“Adulting” What Does It Mean? How Do We Do It?

"Adulting" is hard

Life Skills Class: Why has the term “adulting” become a thing?

The Urban dictionary says:

adulting (v); to carry out one or more of the duties and responsibilities expected of fully developed individuals (paying off credit card debt, settling a beef without blasting social media, etc.) Exclusively used by those who adult less than 50% of the time.

An example of using it in a sentence is: “I was going to buy another video game, but I finally got my oil changed instead. Adulting!”

“Adulting” can be hard.

For someone working on “adulting,” it helps to understand our brains.

Lower Versus Higher

One way to look at brain function is to understand our lower brain and our higher brain.

Our lower brains like to:

  1. Seek for pleasure
  2. Avoid pain
  3. Be efficient and stay safe

Our higher brains:

  1. Seek for connections with others
  2. Desire to grow, develop and progress

Living from higher

“Adulting” is more about living from our higher brains.

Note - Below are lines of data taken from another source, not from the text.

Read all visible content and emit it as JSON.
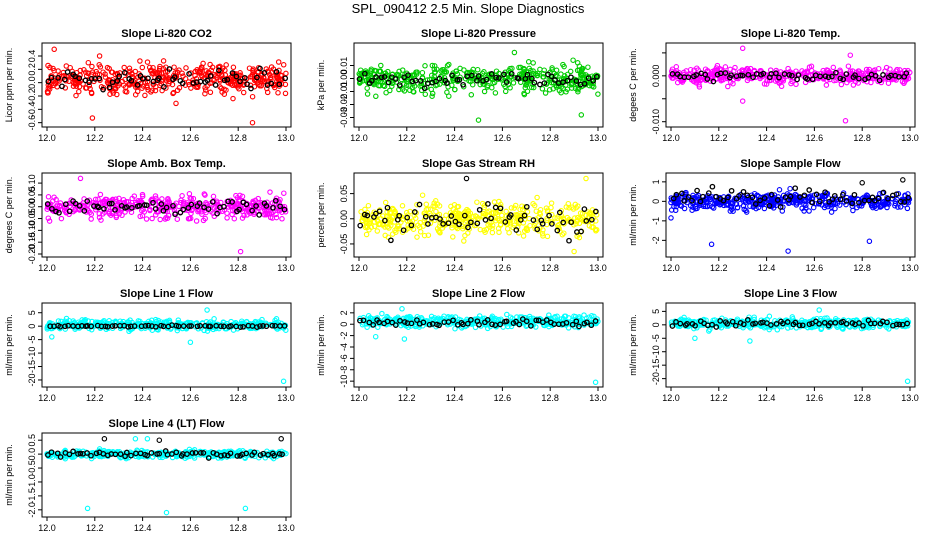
{
  "page": {
    "title": "SPL_090412  2.5 Min. Slope Diagnostics"
  },
  "chart_data": [
    {
      "type": "scatter",
      "title": "Slope Li-820 CO2",
      "ylabel": "Licor ppm per min.",
      "xlim": [
        12.0,
        13.0
      ],
      "xticks": [
        "12.0",
        "12.2",
        "12.4",
        "12.6",
        "12.8",
        "13.0"
      ],
      "ylim": [
        -0.62,
        0.55
      ],
      "yticks": [
        -0.6,
        -0.4,
        -0.2,
        0.0,
        0.2,
        0.4
      ],
      "yticklabels": [
        "-0.6",
        "-0.4",
        "-0.2",
        "0.0",
        "0.2",
        "0.4"
      ],
      "series": [
        {
          "name": "all points",
          "color": "#ff0000",
          "n": 440,
          "center": 0.05,
          "spread": 0.2,
          "extremes": [
            [
              12.03,
              0.5
            ],
            [
              12.19,
              -0.53
            ],
            [
              12.86,
              -0.6
            ],
            [
              12.22,
              0.4
            ]
          ]
        },
        {
          "name": "summary points",
          "color": "#000000",
          "n": 60,
          "center": 0.05,
          "spread": 0.12,
          "extremes": []
        }
      ]
    },
    {
      "type": "scatter",
      "title": "Slope Li-820 Pressure",
      "ylabel": "kPa per min.",
      "xlim": [
        12.0,
        13.0
      ],
      "xticks": [
        "12.0",
        "12.2",
        "12.4",
        "12.6",
        "12.8",
        "13.0"
      ],
      "ylim": [
        -0.035,
        0.025
      ],
      "yticks": [
        -0.03,
        -0.02,
        -0.01,
        0.0,
        0.01
      ],
      "yticklabels": [
        "-0.03",
        "-0.02",
        "-0.01",
        "0.00",
        "0.01"
      ],
      "series": [
        {
          "name": "all points",
          "color": "#00cc00",
          "n": 420,
          "center": 0.0,
          "spread": 0.009,
          "extremes": [
            [
              12.5,
              -0.032
            ],
            [
              12.93,
              -0.028
            ],
            [
              12.65,
              0.02
            ]
          ]
        },
        {
          "name": "summary points",
          "color": "#000000",
          "n": 60,
          "center": 0.0,
          "spread": 0.004,
          "extremes": []
        }
      ]
    },
    {
      "type": "scatter",
      "title": "Slope Li-820 Temp.",
      "ylabel": "degees C per min.",
      "xlim": [
        12.0,
        13.0
      ],
      "xticks": [
        "12.0",
        "12.2",
        "12.4",
        "12.6",
        "12.8",
        "13.0"
      ],
      "ylim": [
        -0.0105,
        0.0065
      ],
      "yticks": [
        -0.01,
        -0.005,
        0.0,
        0.005
      ],
      "yticklabels": [
        "-0.010",
        "",
        "0.000",
        ""
      ],
      "series": [
        {
          "name": "all points",
          "color": "#ff00ff",
          "n": 400,
          "center": 0.0,
          "spread": 0.0015,
          "extremes": [
            [
              12.73,
              -0.0098
            ],
            [
              12.3,
              -0.0055
            ],
            [
              12.3,
              0.006
            ],
            [
              12.75,
              0.0045
            ]
          ]
        },
        {
          "name": "summary points",
          "color": "#000000",
          "n": 60,
          "center": 0.0,
          "spread": 0.0008,
          "extremes": []
        }
      ]
    },
    {
      "type": "scatter",
      "title": "Slope Amb. Box Temp.",
      "ylabel": "degrees C per min.",
      "xlim": [
        12.0,
        13.0
      ],
      "xticks": [
        "12.0",
        "12.2",
        "12.4",
        "12.6",
        "12.8",
        "13.0"
      ],
      "ylim": [
        -0.2,
        0.13
      ],
      "yticks": [
        -0.2,
        -0.15,
        -0.1,
        -0.05,
        0.0,
        0.05,
        0.1
      ],
      "yticklabels": [
        "-0.20",
        "-0.15",
        "-0.10",
        "-0.05",
        "0.00",
        "0.05",
        "0.10"
      ],
      "series": [
        {
          "name": "all points",
          "color": "#ff00ff",
          "n": 420,
          "center": 0.0,
          "spread": 0.04,
          "extremes": [
            [
              12.81,
              -0.19
            ],
            [
              12.14,
              0.12
            ]
          ]
        },
        {
          "name": "summary points",
          "color": "#000000",
          "n": 60,
          "center": 0.0,
          "spread": 0.025,
          "extremes": []
        }
      ]
    },
    {
      "type": "scatter",
      "title": "Slope Gas Stream RH",
      "ylabel": "percent per min.",
      "xlim": [
        12.0,
        13.0
      ],
      "xticks": [
        "12.0",
        "12.2",
        "12.4",
        "12.6",
        "12.8",
        "13.0"
      ],
      "ylim": [
        -0.07,
        0.085
      ],
      "yticks": [
        -0.05,
        0.0,
        0.05
      ],
      "yticklabels": [
        "-0.05",
        "0.00",
        "0.05"
      ],
      "series": [
        {
          "name": "all points",
          "color": "#ffff00",
          "n": 420,
          "center": 0.0,
          "spread": 0.028,
          "extremes": [
            [
              12.95,
              0.08
            ],
            [
              12.9,
              -0.065
            ]
          ]
        },
        {
          "name": "summary points",
          "color": "#000000",
          "n": 60,
          "center": 0.0,
          "spread": 0.025,
          "extremes": [
            [
              12.45,
              0.08
            ]
          ]
        }
      ]
    },
    {
      "type": "scatter",
      "title": "Slope Sample Flow",
      "ylabel": "ml/min per min.",
      "xlim": [
        12.0,
        13.0
      ],
      "xticks": [
        "12.0",
        "12.2",
        "12.4",
        "12.6",
        "12.8",
        "13.0"
      ],
      "ylim": [
        -2.7,
        1.3
      ],
      "yticks": [
        -2,
        -1,
        0,
        1
      ],
      "yticklabels": [
        "-2",
        "-1",
        "0",
        "1"
      ],
      "series": [
        {
          "name": "all points",
          "color": "#0000ff",
          "n": 420,
          "center": 0.0,
          "spread": 0.35,
          "extremes": [
            [
              12.17,
              -2.2
            ],
            [
              12.49,
              -2.55
            ],
            [
              12.83,
              -2.05
            ],
            [
              12.0,
              -0.85
            ]
          ]
        },
        {
          "name": "summary points",
          "color": "#000000",
          "n": 60,
          "center": 0.2,
          "spread": 0.4,
          "extremes": [
            [
              12.97,
              1.1
            ],
            [
              12.8,
              0.95
            ]
          ]
        }
      ]
    },
    {
      "type": "scatter",
      "title": "Slope Line 1 Flow",
      "ylabel": "ml/min per min.",
      "xlim": [
        12.0,
        13.0
      ],
      "xticks": [
        "12.0",
        "12.2",
        "12.4",
        "12.6",
        "12.8",
        "13.0"
      ],
      "ylim": [
        -21.5,
        7.5
      ],
      "yticks": [
        -20,
        -15,
        -10,
        -5,
        0,
        5
      ],
      "yticklabels": [
        "-20",
        "-15",
        "-10",
        "-5",
        "0",
        "5"
      ],
      "series": [
        {
          "name": "all points",
          "color": "#00ffff",
          "n": 400,
          "center": 0.5,
          "spread": 1.5,
          "extremes": [
            [
              12.99,
              -20.5
            ],
            [
              12.6,
              -6
            ],
            [
              12.02,
              -4
            ],
            [
              12.67,
              6
            ]
          ]
        },
        {
          "name": "summary points",
          "color": "#000000",
          "n": 60,
          "center": 0.0,
          "spread": 0.3,
          "extremes": []
        }
      ]
    },
    {
      "type": "scatter",
      "title": "Slope Line 2 Flow",
      "ylabel": "ml/min per min.",
      "xlim": [
        12.0,
        13.0
      ],
      "xticks": [
        "12.0",
        "12.2",
        "12.4",
        "12.6",
        "12.8",
        "13.0"
      ],
      "ylim": [
        -10.5,
        3.2
      ],
      "yticks": [
        -10,
        -8,
        -6,
        -4,
        -2,
        0,
        2
      ],
      "yticklabels": [
        "-10",
        "-8",
        "-6",
        "-4",
        "-2",
        "0",
        "2"
      ],
      "series": [
        {
          "name": "all points",
          "color": "#00ffff",
          "n": 400,
          "center": 0.5,
          "spread": 0.8,
          "extremes": [
            [
              12.99,
              -10.2
            ],
            [
              12.07,
              -2.2
            ],
            [
              12.19,
              -2.6
            ],
            [
              12.18,
              2.7
            ]
          ]
        },
        {
          "name": "summary points",
          "color": "#000000",
          "n": 60,
          "center": 0.3,
          "spread": 0.6,
          "extremes": []
        }
      ]
    },
    {
      "type": "scatter",
      "title": "Slope Line 3 Flow",
      "ylabel": "ml/min per min.",
      "xlim": [
        12.0,
        13.0
      ],
      "xticks": [
        "12.0",
        "12.2",
        "12.4",
        "12.6",
        "12.8",
        "13.0"
      ],
      "ylim": [
        -22,
        7
      ],
      "yticks": [
        -20,
        -15,
        -10,
        -5,
        0,
        5
      ],
      "yticklabels": [
        "-20",
        "-15",
        "-10",
        "-5",
        "0",
        "5"
      ],
      "series": [
        {
          "name": "all points",
          "color": "#00ffff",
          "n": 400,
          "center": 0.5,
          "spread": 1.5,
          "extremes": [
            [
              12.99,
              -21
            ],
            [
              12.1,
              -5
            ],
            [
              12.33,
              -6
            ],
            [
              12.62,
              5.5
            ]
          ]
        },
        {
          "name": "summary points",
          "color": "#000000",
          "n": 60,
          "center": 0.5,
          "spread": 1.0,
          "extremes": []
        }
      ]
    },
    {
      "type": "scatter",
      "title": "Slope Line 4 (LT) Flow",
      "ylabel": "ml/min per min.",
      "xlim": [
        12.0,
        13.0
      ],
      "xticks": [
        "12.0",
        "12.2",
        "12.4",
        "12.6",
        "12.8",
        "13.0"
      ],
      "ylim": [
        -2.15,
        0.65
      ],
      "yticks": [
        -2.0,
        -1.5,
        -1.0,
        -0.5,
        0.0,
        0.5
      ],
      "yticklabels": [
        "-2.0",
        "-1.5",
        "-1.0",
        "-0.5",
        "0.0",
        "0.5"
      ],
      "series": [
        {
          "name": "all points",
          "color": "#00ffff",
          "n": 380,
          "center": 0.0,
          "spread": 0.12,
          "extremes": [
            [
              12.17,
              -1.95
            ],
            [
              12.5,
              -2.1
            ],
            [
              12.83,
              -1.95
            ],
            [
              12.42,
              0.55
            ],
            [
              12.37,
              0.55
            ]
          ]
        },
        {
          "name": "summary points",
          "color": "#000000",
          "n": 60,
          "center": 0.0,
          "spread": 0.08,
          "extremes": [
            [
              12.24,
              0.55
            ],
            [
              12.47,
              0.5
            ],
            [
              12.98,
              0.55
            ]
          ]
        }
      ]
    }
  ]
}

Choosing to hold off on what is desirable or comfortable in the moment to work for our higher goals.

When we become adults we can choose to do whatever we want.

Some emerging adults seem to think becoming an adult is all about doing what they want and making their own choices.

Our jails are full of adults who chose to do what they felt like even though it was against the law.

Other emerging adults are discovering that “adulting” is actually more complicated than that.

It requires basic life skills, being responsible and thinking ahead- putting long term needs and goals ahead of our short-term impulses.

Higher brain kind of stuff.

Lower Brain Will Always Be There

When we are working on goals it can be helpful to remember that our lower brain is always with us.

For example, when we set a goal to get up at 7 am and get ready for our day, when the alarm clock goes off, our lower brain is going to kick in and not want to get up.

It’s uncomfortable.

It’s hard.

Can’t we just hit snooze and sleep a little longer?

If we anticipate our lower brain wanting to jump in, we can allow for that and still choose to honor our commitment to our self and get up even when we really don’t feel like it.

Creating New Pathways

“Adulting” success requires creating new pathways in our brains.

It’s uncomfortable to create new pathways.

Our lower brains don’t like to be uncomfortable.

And it feels hard.

The cool things is that as we work on new things like getting up when our alarm goes off in the morning,

our pathways get stronger

and it does get easier.

Many people find that they start to wake up before their alarm goes off.

They’ve trained their brain to wake up.

Self-care when “adulting”

Anyone attempting “adulting” or trying any new thing should keep in one important thing in mind…


Creating new brain pathways takes work.

We are much more successful when we take that into account.

Depending on how challenging a new thing we’re learning or doing is will determine how much self-care we may need.

For a student starting college classes for the first time, there are many new things the brain is learning all kinds of things like:

  • the location of classes
  • what new teachers expect
  • navigating the social environment
  • the new schedule
  • the new material to learn
  • all the new external stimulation like sounds, smells, sights, etc.

A student might be a little more tired than usual after the first week of school.

Probably not a good time to start a big new project or start a new job.

Self-care in the form of:

  • power naps
  • breaks
  • taking a walk
  • doing some meditation
  • exercising
  • doing something fun
  • talking with a friend

can all help the brain recharge and stay up for the day to day tasks.

Keep in mind some activities like browsing social media or playing intense video games are fun but do not recharge our brains.

Learning to be aware of our lower brains and live more from our higher brains, our higher selves, is what helps us create a wonderful and fulfilling life.